Banca & Finanças José Veiga tentou criar um banco antes de se lançar ao Novo Banco de Cabo Verde

José Veiga tentou criar um banco antes de se lançar ao Novo Banco de Cabo Verde

Dois meses antes de pedir autorização para comprar o antigo Banco Espírito Santo de Cabo Verde, o empresário de futebol solicitou a constituição de um Banco Internacional Africano. Recebeu um não.
José Veiga tentou criar um banco antes de se lançar ao Novo Banco de Cabo Verde
Diogo Cavaleiro 04 de fevereiro de 2016 às 16:26

Antes de querer comprar o banco cabo-verdiano que pertence ao Novo Banco, José Veiga tentou adquiriu uma outra instituição financeira naquele país. Só que o antigo empresário de futebol, detido por suspeitas de crimes de corrupção, não conseguiu. A informação é dada pelo regulador daquele país africano.

 

"O Groupe Norwich, S.A., cujo accionista único é o Sr. António José da Silva Veiga, solicitou ao Banco de Cabo Verde autorização para constituir um banco com a designação de Banco Internacional Africano, S.A", assinala o comunicado publicado no site oficial do Banco de Cabo Verde.

 

Contudo, não houve autorização: "o pedido em questão foi indeferido pelo conselho de administração do Banco de Cabo Verde, na sua sessão ordinária do dia 20 de Novembro de 2015, por falta de preenchimento dos requisitos legais exigidos". Não são feitos esclarecimentos adicionais, nomeadamente sobre quais os requisitos em falta. 

 

Dois meses depois de receber a recusa, José Veiga voltou à carga com um novo pedido junto do regulador. "O mesmo grupo, por carta endereçada ao Banco de Cabo Verde, no dia 18 de Janeiro de 2016, pediu autorização para a aquisição da totalidade das acções do Banco Internacional de Cabo Verde (BICV), ex- Banco Espírito Santo de Cabo Verde, S.A. (BESCV), detidas pelo Novo Banco, S.A. (Portugal)", indica o comunicado publicado esta quinta-feira, 4 de Fevereiro.

 

O empresário José Veiga foi o vencedor da venda do Banco Internacional de Cabo Verde, que transitou para o Novo Banco no âmbito da resolução aplicada ao Banco Espírito Santo, num processo que levaria 14 milhões para a instituição liderada por Eduardo Stock da Cunha.
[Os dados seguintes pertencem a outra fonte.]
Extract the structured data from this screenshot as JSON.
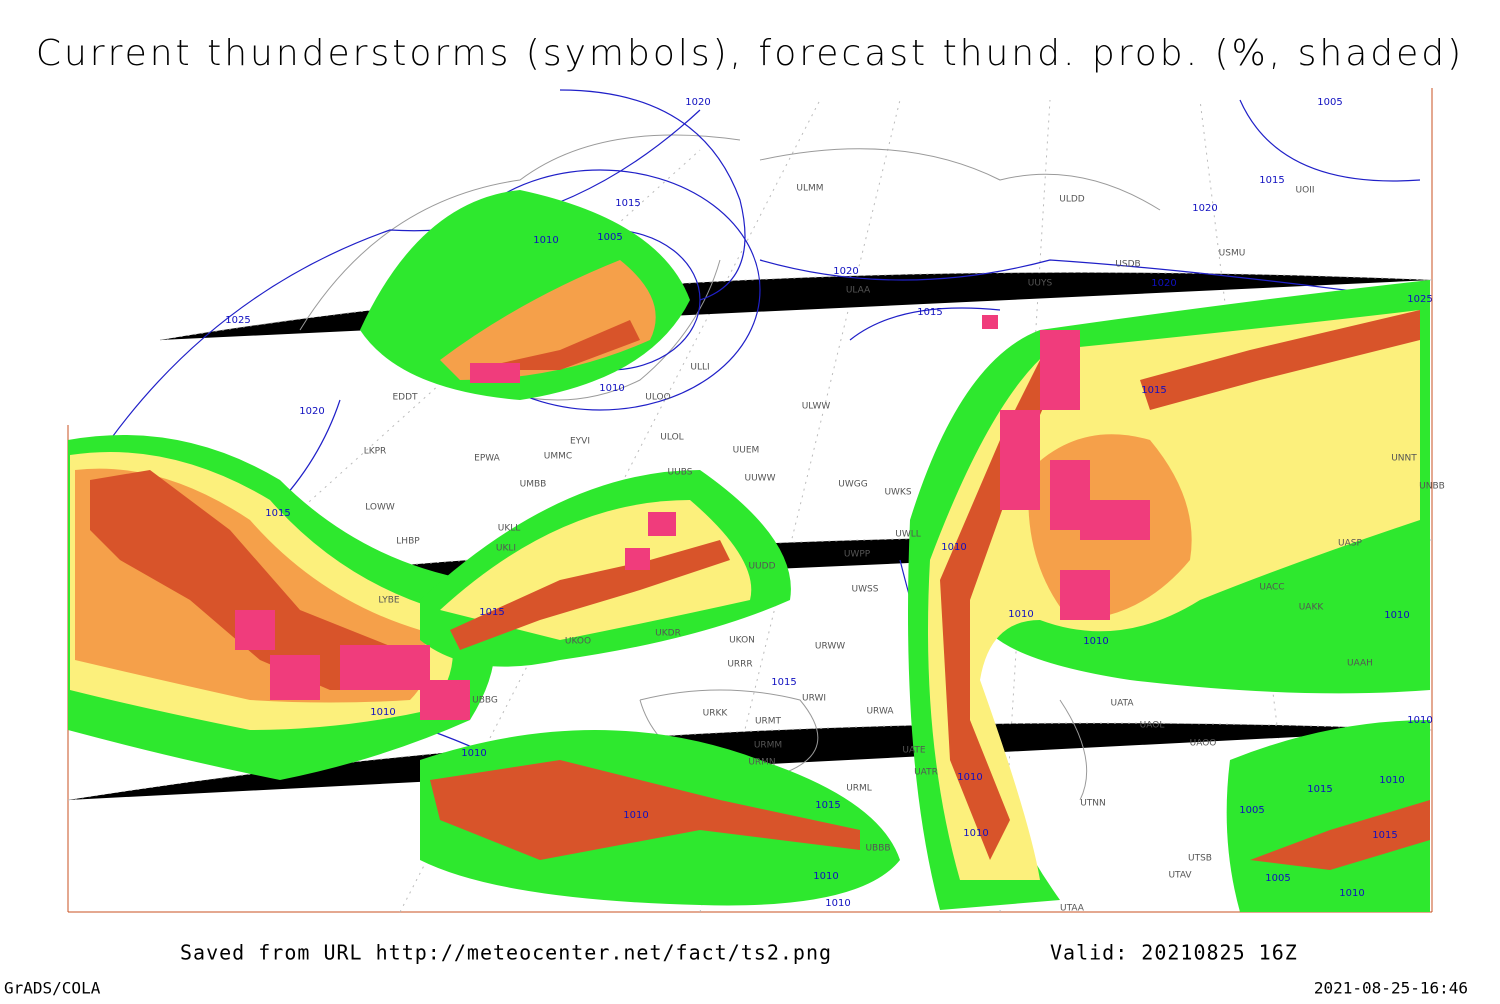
{
  "header": {
    "title": "Current thunderstorms (symbols), forecast thund. prob. (%, shaded)"
  },
  "map": {
    "isobar_labels": [
      1020,
      1015,
      1010,
      1005,
      1025,
      1020,
      1010,
      1015,
      1020,
      1015,
      1020,
      1015,
      1010,
      1015,
      1010,
      1010,
      1015,
      1010,
      1010,
      1010,
      1010,
      1015,
      1010,
      1010,
      1010,
      1005,
      1015,
      1020,
      1010,
      1010,
      1015,
      1005,
      1015,
      1005,
      1010,
      1010,
      1025
    ],
    "stations": [
      "ULMM",
      "ULDD",
      "USMU",
      "USDB",
      "UUYS",
      "ULAA",
      "ULLI",
      "ULOO",
      "EDDT",
      "EYVI",
      "ULOL",
      "UUEM",
      "ULWW",
      "UMMC",
      "EPWA",
      "LKPR",
      "UUWW",
      "UWGG",
      "UMBB",
      "UUBS",
      "UWKS",
      "LOWW",
      "UKLL",
      "LHBP",
      "UKLI",
      "UWLL",
      "UWPP",
      "UUDD",
      "LYBE",
      "UWSS",
      "UKOO",
      "UKDR",
      "UKON",
      "URWW",
      "URRR",
      "URWI",
      "URKK",
      "URMT",
      "URWA",
      "UATA",
      "UAOL",
      "UAOO",
      "URMM",
      "UATE",
      "URMN",
      "UATR",
      "URML",
      "UTNN",
      "UBBB",
      "UTSB",
      "UTAV",
      "UTAA",
      "UASP",
      "UACC",
      "UAKK",
      "UNNT",
      "UNBB",
      "UAAH",
      "UBBG",
      "UOII"
    ]
  },
  "footer": {
    "source": "Saved from URL http://meteocenter.net/fact/ts2.png",
    "valid": "Valid: 20210825 16Z",
    "software": "GrADS/COLA",
    "timestamp": "2021-08-25-16:46"
  }
}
Contudo, conforme deu conta o Negócios, a operação corre, agora, o risco de ser anulada, já que não deverá obter a autorização por parte do Banco de Portugal. Aliás, neste momento, nem há ainda uma posição por parte do regulador de Cabo Verde, que adianta no comunicado estar ainda a analisar, prometendo uma decisão "dentro do prazo estabelecido".

 

José Veiga já tinha estado ligado à banca quando se tornou público que liderava um grupo de investidores do Congo e da Guiné interessados em participar em aumentos de capital em sociedades do Grupo Espírito Santo, grupo que controlava o BES. 

 

O antigo empresário de futebol foi detido esta quarta-feira suspeito de participação em crimes de corrupção no comércio internacional, branqueamento de capitais, tráfico de influências, participação económica em negócio e fraude fiscal, segundo o comunicado da Procuradoria-Geral da República.